Can't understand perspective projection matrix

Good evening everyone. I’m OpenGL newbie and I have some question about perspective projection. I’ve read this article about it and don’t understand next things. If i read correctly, then OpengGl pipeline first multiply given vertices by modelview matrix. After that we have got an “eye” coordinates. Then, the next state of OpenGl pipeline is to multiply this new formed eye vertex by projection matrix. If we specified a perspective view then perspective matrix should be something like this:

The point is that i cant understand some things from article linked above. First, if we can imagine that our camera is something like truncated pyramid and we can see only things that are inside it’s volume, then how can this matrix transform
all geometry into the other geometry which can be or can’t be hold in a box with coordinates (1,1,1), (1,-1,1) and so on? Yeah, you can say that try to imagine the process of perspective projection like tracing the ray from given point to the eye of camera and see where this ray intersect near plane. Then if we have something that out of the “box”, then it will be projected onto the near plane and visually it will be look like… it don’t belong to inner space of near plane contour (or viewport specified by client). If i understand correctly, if we will think about perspective projecting in terms of finding intersection of ray started from given point and heading to camera’s eye, then in the end we will get the point projected into the near plane with x and y components with new values (not the same like original point) and z equal to near plane. In this case we loosing very important value - z). For this the perspective projection matrix give us an option to save this value adding fourth coordinate - w. After multiplying given vertex by perspective projection matrix we get four-component vertex - (x,y,z,w) - this vertex called, correct me if i’m wrong, clip coordinates. Am I right to understand that frustum culling starts right here by comparing first three coordinates to fourth coordinate w? If that, how can i understand this comparison? The article linked above says that: “If each clip coordinate is less than -wc, or greater than wc, then the vertex will be clipped (discarded)”. But if we have volume box with sides equal to 1 and -1 in all three dimensions, than we should compare all three coordinates related to three-space coordinate system, right? And if we comparing this clip coordinates x, y and z then all of them should lie in the range of -1 to +1, right? This is the place where i’m lost.
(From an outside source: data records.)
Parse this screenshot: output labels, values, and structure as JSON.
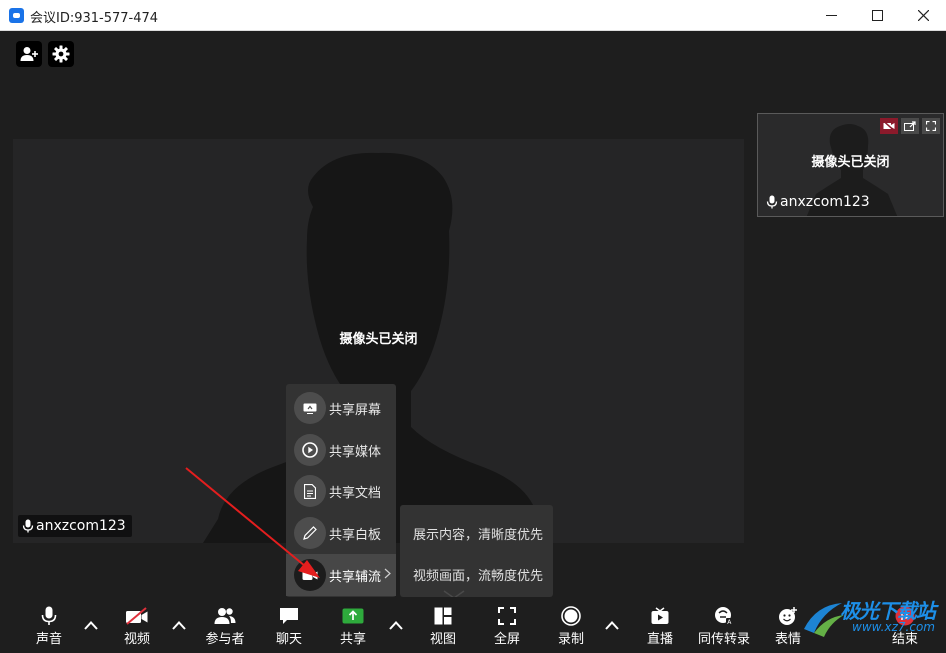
{
  "window": {
    "title": "会议ID:931-577-474",
    "buttons": {
      "minimize": "minimize-icon",
      "maximize": "maximize-icon",
      "close": "close-icon"
    }
  },
  "top_tools": [
    {
      "name": "invite",
      "icon": "add-user-icon"
    },
    {
      "name": "settings",
      "icon": "gear-icon"
    }
  ],
  "main_video": {
    "status": "摄像头已关闭",
    "participant": "anxzcom123"
  },
  "thumbnail": {
    "status": "摄像头已关闭",
    "participant": "anxzcom123",
    "controls": [
      "camera-off-icon",
      "share-out-icon",
      "expand-icon"
    ],
    "accent": "#8b1a2b"
  },
  "share_menu": {
    "items": [
      {
        "label": "共享屏幕",
        "icon": "screen-share-icon"
      },
      {
        "label": "共享媒体",
        "icon": "play-icon"
      },
      {
        "label": "共享文档",
        "icon": "document-icon"
      },
      {
        "label": "共享白板",
        "icon": "pen-icon"
      },
      {
        "label": "共享辅流",
        "icon": "camera-icon",
        "active": true
      }
    ],
    "submenu": [
      "展示内容，清晰度优先",
      "视频画面，流畅度优先"
    ]
  },
  "toolbar": {
    "items": [
      {
        "label": "声音",
        "icon": "mic-icon"
      },
      {
        "label": "视频",
        "icon": "video-off-icon"
      },
      {
        "label": "参与者",
        "icon": "participants-icon"
      },
      {
        "label": "聊天",
        "icon": "chat-icon"
      },
      {
        "label": "共享",
        "icon": "share-icon"
      },
      {
        "label": "视图",
        "icon": "layout-icon"
      },
      {
        "label": "全屏",
        "icon": "fullscreen-icon"
      },
      {
        "label": "录制",
        "icon": "record-icon"
      },
      {
        "label": "直播",
        "icon": "live-icon"
      },
      {
        "label": "同传转录",
        "icon": "transcribe-icon"
      },
      {
        "label": "表情",
        "icon": "emoji-icon"
      },
      {
        "label": "结束",
        "icon": "end-icon"
      }
    ],
    "share_accent": "#2eaa3c",
    "end_accent": "#e0303b"
  },
  "watermark": {
    "text": "极光下载站",
    "url": "www.xz7.com"
  }
}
And why then we convert those coordinates into the “device coordinates” by performing “perspective division”? If the article don’t lie then wc will be equal to -ze, and this is mean that we will perform division by third coordinate z for first three components and will get z = -1?
In any case, if you have answers please reply. Thanks.

songho article is about as clear as it gets. I suggest you do some calculate with x/y/z values with his logic and see what you get. Not all values will translate to the range -1,-1,-1 1,1,1. Some will be outside this. They are the ones that get clipped

A night with book prove it’s strength: now i get it :wink: Thank you all!